Formatting (violin.formatting
)
This page details the formatting functions of VIOLIN, used during model and reading input.
The formatting step is important, as it:
identifies duplicate interactions in the reading output,
counts the number of times an interaction was found in the reading (Evidence Score),
converts the variable representation of the model regulators into the common names
The formatting functions are also responsible for inputting models and machine reading output which are not in the BioRECIPES or REACH format (respectively).
Functions
- formatting.evidence_score(reading_df, col_names)[source]
This function merges duplicate interactions and calculates evidence score of each LEE
- Parameters
reading_df (pd.DataFrame) – The dataframe of the machine reading output
col_names (list) – Specifically the column headings used to determine if interactions are identical
- Returns
counted_reading – A new dataframe with the evidence count and PMCID list for each interaction
- Return type
pd.DataFrame
- formatting.add_regulator_names_id(model_df)[source]
This function converts the model regulator lists from BioRECIPE variables to the common element names and database identifiers
- Parameters
model_df (pd.DataFrame) – The model dataframe (in BioRECIPE format)
- Returns
model_df – A new dataframe with added columns containing the positive and negative regulators listed by their Element Names and IDs
- Return type
pd.DataFrame
- formatting.convert_to_biorecipes(model, att_list=[], separate=True)[source]
This function imports a model which is NOT in the BioRECIPES format, such as models formatted as node-edge lists. Regulators may be represented in the REACH formatt, separated by regulator sign, or unseparated, with a speicifed column for regulator sign
- Parameters
model (str) – Directory and filename of the file containing the model BioRECIPES spreadsheet Accepted files: .txt, .csv, .tsv, .xlsx
model_cols (list) – Column names of the model file. Default names are found in required_model
att_list (list) – List of Element attributes (in addition to Name, ID, and Type) Default is no additional attributes
separate (Boolean) – Whether or not the model presents regulator in separate Positive/Negative columns (True) or in a single column with Regulator Sign attribute (False) Default is True
- Returns
new_model – Formatted model dataframe
- Return type
pd.DataFrame
- formatting.convert_reading(reading, action, atts=[])[source]
This function formats the machine reading output, either separating regulator names and attributes into ‘positive’ and ‘negative’ columns to match REACH formatting, or combining regulator names and attributes without regulator sign distinction, and adding a ‘regulator sign’ column.
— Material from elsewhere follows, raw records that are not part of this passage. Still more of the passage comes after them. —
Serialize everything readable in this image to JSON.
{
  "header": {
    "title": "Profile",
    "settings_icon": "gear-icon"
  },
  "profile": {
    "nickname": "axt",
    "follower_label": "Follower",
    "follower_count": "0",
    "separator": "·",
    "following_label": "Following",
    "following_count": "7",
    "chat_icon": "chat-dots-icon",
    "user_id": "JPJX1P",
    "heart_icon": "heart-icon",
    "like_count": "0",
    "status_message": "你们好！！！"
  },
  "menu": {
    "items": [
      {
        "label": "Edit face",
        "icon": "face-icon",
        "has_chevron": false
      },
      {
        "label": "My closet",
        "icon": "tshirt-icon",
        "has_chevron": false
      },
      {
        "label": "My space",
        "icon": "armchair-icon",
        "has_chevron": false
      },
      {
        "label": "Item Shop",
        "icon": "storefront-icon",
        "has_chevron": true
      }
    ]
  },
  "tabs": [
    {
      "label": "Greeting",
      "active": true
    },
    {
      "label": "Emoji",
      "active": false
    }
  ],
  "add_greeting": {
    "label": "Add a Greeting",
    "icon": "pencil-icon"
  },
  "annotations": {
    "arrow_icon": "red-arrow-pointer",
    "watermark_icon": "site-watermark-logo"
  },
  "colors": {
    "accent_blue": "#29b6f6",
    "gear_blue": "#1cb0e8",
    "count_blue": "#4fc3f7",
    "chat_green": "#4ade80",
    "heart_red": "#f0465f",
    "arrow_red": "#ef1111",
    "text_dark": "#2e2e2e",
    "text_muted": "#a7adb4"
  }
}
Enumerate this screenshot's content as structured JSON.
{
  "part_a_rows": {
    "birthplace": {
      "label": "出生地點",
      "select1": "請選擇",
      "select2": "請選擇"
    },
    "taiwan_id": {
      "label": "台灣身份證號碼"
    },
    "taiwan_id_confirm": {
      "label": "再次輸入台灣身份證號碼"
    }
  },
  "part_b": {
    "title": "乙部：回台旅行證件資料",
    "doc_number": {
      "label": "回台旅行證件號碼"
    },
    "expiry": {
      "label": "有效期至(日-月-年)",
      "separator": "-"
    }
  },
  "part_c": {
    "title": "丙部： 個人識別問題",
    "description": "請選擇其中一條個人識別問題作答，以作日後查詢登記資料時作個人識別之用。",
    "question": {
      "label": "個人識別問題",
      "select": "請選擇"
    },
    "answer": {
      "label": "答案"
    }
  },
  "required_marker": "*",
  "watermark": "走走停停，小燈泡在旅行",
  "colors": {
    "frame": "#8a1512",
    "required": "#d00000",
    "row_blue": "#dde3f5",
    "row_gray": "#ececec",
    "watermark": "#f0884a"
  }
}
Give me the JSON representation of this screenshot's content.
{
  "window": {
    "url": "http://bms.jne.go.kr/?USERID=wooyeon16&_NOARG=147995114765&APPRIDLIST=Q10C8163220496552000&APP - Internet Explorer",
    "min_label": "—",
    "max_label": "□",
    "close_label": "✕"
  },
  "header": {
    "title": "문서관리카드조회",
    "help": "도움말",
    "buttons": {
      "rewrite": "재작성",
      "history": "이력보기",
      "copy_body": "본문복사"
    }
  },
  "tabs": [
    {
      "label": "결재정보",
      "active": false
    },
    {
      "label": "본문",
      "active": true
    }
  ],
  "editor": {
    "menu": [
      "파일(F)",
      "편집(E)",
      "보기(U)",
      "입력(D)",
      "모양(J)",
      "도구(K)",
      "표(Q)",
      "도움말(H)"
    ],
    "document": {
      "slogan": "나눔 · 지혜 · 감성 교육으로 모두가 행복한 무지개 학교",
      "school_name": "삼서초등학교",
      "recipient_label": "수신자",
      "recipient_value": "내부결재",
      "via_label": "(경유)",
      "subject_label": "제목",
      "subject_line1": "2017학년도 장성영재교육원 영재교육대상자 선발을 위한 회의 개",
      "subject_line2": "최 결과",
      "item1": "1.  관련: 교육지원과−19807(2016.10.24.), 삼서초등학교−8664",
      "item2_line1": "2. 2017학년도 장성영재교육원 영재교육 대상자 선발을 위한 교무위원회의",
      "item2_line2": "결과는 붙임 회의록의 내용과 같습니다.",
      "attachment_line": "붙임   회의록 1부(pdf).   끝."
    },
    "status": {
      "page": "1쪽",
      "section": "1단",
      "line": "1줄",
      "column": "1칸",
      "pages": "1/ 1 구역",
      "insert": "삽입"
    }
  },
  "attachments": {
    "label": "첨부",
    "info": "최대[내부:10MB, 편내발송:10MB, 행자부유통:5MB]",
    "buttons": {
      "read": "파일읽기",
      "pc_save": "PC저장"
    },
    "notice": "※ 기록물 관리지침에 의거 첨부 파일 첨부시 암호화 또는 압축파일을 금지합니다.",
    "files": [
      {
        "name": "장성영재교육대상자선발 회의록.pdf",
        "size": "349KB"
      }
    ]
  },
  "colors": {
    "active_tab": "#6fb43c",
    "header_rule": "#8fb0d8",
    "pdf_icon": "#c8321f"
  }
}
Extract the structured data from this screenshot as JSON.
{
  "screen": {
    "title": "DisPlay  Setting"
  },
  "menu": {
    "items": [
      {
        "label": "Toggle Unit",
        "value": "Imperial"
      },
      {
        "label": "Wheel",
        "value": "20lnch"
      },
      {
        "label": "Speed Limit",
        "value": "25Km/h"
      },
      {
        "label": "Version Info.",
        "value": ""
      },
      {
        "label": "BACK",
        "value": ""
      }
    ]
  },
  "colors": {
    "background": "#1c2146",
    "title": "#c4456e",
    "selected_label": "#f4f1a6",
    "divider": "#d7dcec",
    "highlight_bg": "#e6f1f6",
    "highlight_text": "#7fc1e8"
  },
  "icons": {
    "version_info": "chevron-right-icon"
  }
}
This function can take the machine reading as either a filename or as an already uploaded dataframe.
- Parameters
reading (str or pd.DataFrame) – Machine reading output, either as file location string or dataframe
action (str) – Action to be performed by function Accepts only ‘combine’ or ‘separate’ as input
atts (list) – List of attributes associated with each regualtor Default list is [‘Type’,’ID’] List should not include regulator signs (where applicable)
- Returns
reading_df – A dataframe with the specified formatting completed
- Return type
pd.DataFrame
Dependencies
Python: pandas and NumPy libraries, as well as the os.path module
VIOLIN: none
Usage
This module is used in during file input in the input/output module. For an example of using the convert functions, see Tutorial 4: Alternative Input.